“There’s Blood Everywhere:” The Wild Audition That Sealed Scarface
Michelle Pfeiffer's Scarface audition process went from bad to worse.

Michelle Pfeiffer has recently opened up about a pivotal moment in her career: during her audition for Scarface, she unintentionally injured Al Pacino, and it may have been the moment that convinced him she was right for the role of Elvira Hancock in the 1983 classic.
Appearing on the SmartLess podcast, Pfeiffer described her path to landing the part as though it were a bit of a rollercoaster. At first, director Brian De Palma was enthusiastic about casting her, but Pacino was more skeptical. She says she then buckled under pressure in the audition process, prompting De Palma to tell her, “It’s just not going to work out.”
“Al will admit this,” she said, “[but] he didn’t really want me for the part.”

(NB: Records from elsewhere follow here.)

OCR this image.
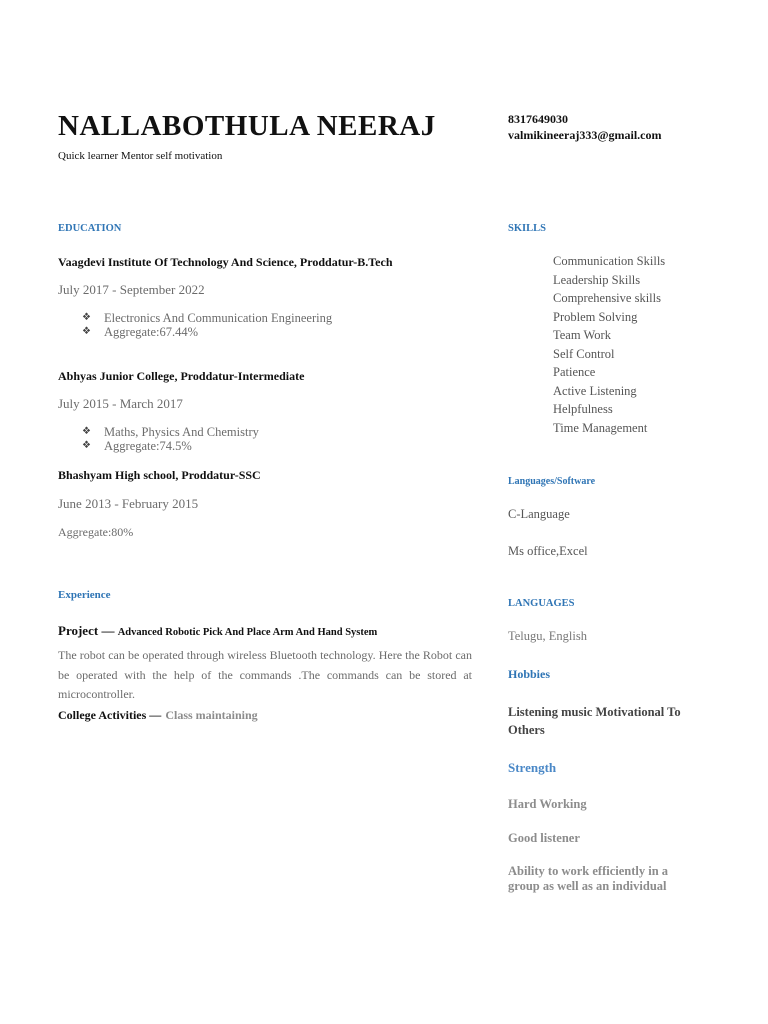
NALLABOTHULA NEERAJ
Quick learner Mentor self motivation
8317649030
valmikineeraj333@gmail.com
EDUCATION
Vaagdevi Institute Of Technology And Science, Proddatur-B.Tech
July 2017 - September 2022
❖ Electronics And Communication Engineering
❖ Aggregate:67.44%
Abhyas Junior College, Proddatur-Intermediate
July 2015 - March 2017
❖ Maths, Physics And Chemistry
❖ Aggregate:74.5%
Bhashyam High school, Proddatur-SSC
June 2013 - February 2015
Aggregate:80%
Experience
Project — Advanced Robotic Pick And Place Arm And Hand System
The robot can be operated through wireless Bluetooth technology. Here the Robot can be operated with the help of the commands .The commands can be stored at microcontroller.
College Activities — Class maintaining
SKILLS
Communication Skills
Leadership Skills
Comprehensive skills
Problem Solving
Team Work
Self Control
Patience
Active Listening
Helpfulness
Time Management
Languages/Software
C-Language
Ms office,Excel
LANGUAGES
Telugu, English
Hobbies
Listening music Motivational To Others
Strength
Hard Working
Good listener
Ability to work efficiently in a group as well as an individual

The Batman Returns actress recalled meeting De Palma and the casting director and crushing her first audition for the movie. However, “over the course of two months, I just [got] worse and worse and worse, because I’m just afraid. And by the end, I’m bad.”
Pfeiffer says she doesn’t blame Pacino for his reaction. “He just was like, ‘[She’s] bad.’ And Brian finally comes to me and says, ‘You know, doll, it’s just not gonna work out. I’m like, ‘I know, man. I’m sorry.’ Because Brian really wanted me.”

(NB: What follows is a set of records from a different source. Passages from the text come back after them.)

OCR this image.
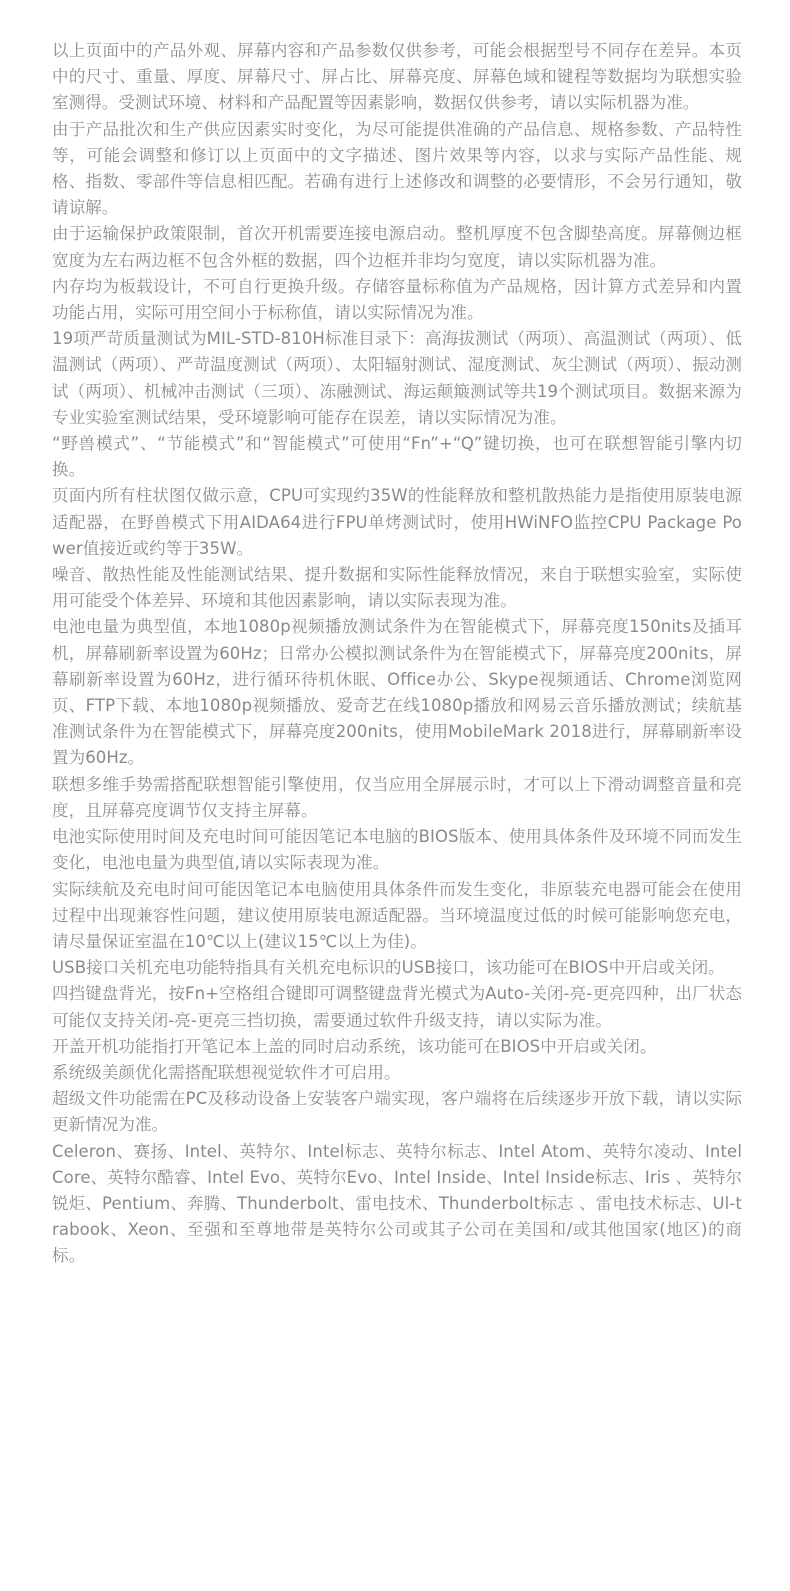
以上页面中的产品外观、屏幕内容和产品参数仅供参考，可能会根据型号不同存在差异。本页中的尺寸、重量、厚度、屏幕尺寸、屏占比、屏幕亮度、屏幕色域和键程等数据均为联想实验室测得。受测试环境、材料和产品配置等因素影响，数据仅供参考，请以实际机器为准。

由于产品批次和生产供应因素实时变化，为尽可能提供准确的产品信息、规格参数、产品特性等，可能会调整和修订以上页面中的文字描述、图片效果等内容，以求与实际产品性能、规格、指数、零部件等信息相匹配。若确有进行上述修改和调整的必要情形，不会另行通知，敬请谅解。

由于运输保护政策限制，首次开机需要连接电源启动。整机厚度不包含脚垫高度。屏幕侧边框宽度为左右两边框不包含外框的数据，四个边框并非均匀宽度，请以实际机器为准。

内存均为板载设计，不可自行更换升级。存储容量标称值为产品规格，因计算方式差异和内置功能占用，实际可用空间小于标称值，请以实际情况为准。

19项严苛质量测试为MIL-STD-810H标准目录下：高海拔测试（两项）、高温测试（两项）、低温测试（两项）、严苛温度测试（两项）、太阳辐射测试、湿度测试、灰尘测试（两项）、振动测试（两项）、机械冲击测试（三项）、冻融测试、海运颠簸测试等共19个测试项目。数据来源为专业实验室测试结果，受环境影响可能存在误差，请以实际情况为准。

“野兽模式”、“节能模式”和“智能模式”可使用“Fn”+“Q”键切换，也可在联想智能引擎内切换。

页面内所有柱状图仅做示意，CPU可实现约35W的性能释放和整机散热能力是指使用原装电源适配器，在野兽模式下用AIDA64进行FPU单烤测试时，使用HWiNFO监控CPU Package Power值接近或约等于35W。

噪音、散热性能及性能测试结果、提升数据和实际性能释放情况，来自于联想实验室，实际使用可能受个体差异、环境和其他因素影响，请以实际表现为准。

电池电量为典型值，本地1080p视频播放测试条件为在智能模式下，屏幕亮度150nits及插耳机，屏幕刷新率设置为60Hz；日常办公模拟测试条件为在智能模式下，屏幕亮度200nits，屏幕刷新率设置为60Hz，进行循环待机休眠、Office办公、Skype视频通话、Chrome浏览网页、FTP下载、本地1080p视频播放、爱奇艺在线1080p播放和网易云音乐播放测试；续航基准测试条件为在智能模式下，屏幕亮度200nits，使用MobileMark 2018进行，屏幕刷新率设置为60Hz。

联想多维手势需搭配联想智能引擎使用，仅当应用全屏展示时，才可以上下滑动调整音量和亮度，且屏幕亮度调节仅支持主屏幕。

电池实际使用时间及充电时间可能因笔记本电脑的BIOS版本、使用具体条件及环境不同而发生变化，电池电量为典型值,请以实际表现为准。

实际续航及充电时间可能因笔记本电脑使用具体条件而发生变化，非原装充电器可能会在使用过程中出现兼容性问题，建议使用原装电源适配器。当环境温度过低的时候可能影响您充电，请尽量保证室温在10℃以上(建议15℃以上为佳)。

USB接口关机充电功能特指具有关机充电标识的USB接口，该功能可在BIOS中开启或关闭。

四挡键盘背光，按Fn+空格组合键即可调整键盘背光模式为Auto-关闭-亮-更亮四种，出厂状态可能仅支持关闭-亮-更亮三挡切换，需要通过软件升级支持，请以实际为准。

开盖开机功能指打开笔记本上盖的同时启动系统，该功能可在BIOS中开启或关闭。

系统级美颜优化需搭配联想视觉软件才可启用。

超级文件功能需在PC及移动设备上安装客户端实现，客户端将在后续逐步开放下载，请以实际更新情况为准。

Celeron、赛扬、Intel、英特尔、Intel标志、英特尔标志、Intel Atom、英特尔凌动、Intel Core、英特尔酷睿、Intel Evo、英特尔Evo、Intel Inside、Intel Inside标志、Iris 、英特尔锐炬、Pentium、奔腾、Thunderbolt、雷电技术、Thunderbolt标志 、雷电技术标志、Ul-trabook、Xeon、至强和至尊地带是英特尔公司或其子公司在美国和/或其他国家(地区)的商标。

“As disappointed as I was,” the Age of Innocence star continued, “I was so happy to be done with it. So, like, at least a month goes by and I get a call, they want to bring me in to screen test. So I show up and I don’t even give a shit, ’cause I know I’m not getting this part.”
To Pfeiffer’s surprise, that Scarface screen test, which she recalled was the “restaurant scene where I explode at the end,” ended up being “my best work of the film.”
But it was a bloody accident during the audition that seemed to ultimately scored her the role. “I swipe the table of the dishes and glasses break, the dishes break, cut. There’s blood everywhere. They all run over to me, to see where I’ve cut myself. Well, I didn’t cut me. I cut Al,” she recalled, adding that she “cut him in the finger or something.”
“I thought, ‘Well, there goes that part.’ [But] actually I think that was the day [Pacino] was like, ‘Yeah, yeah. I think, yeah, she’s not bad.”
From then on, Pfeiffer simply was Elvira, and the rest is movie history.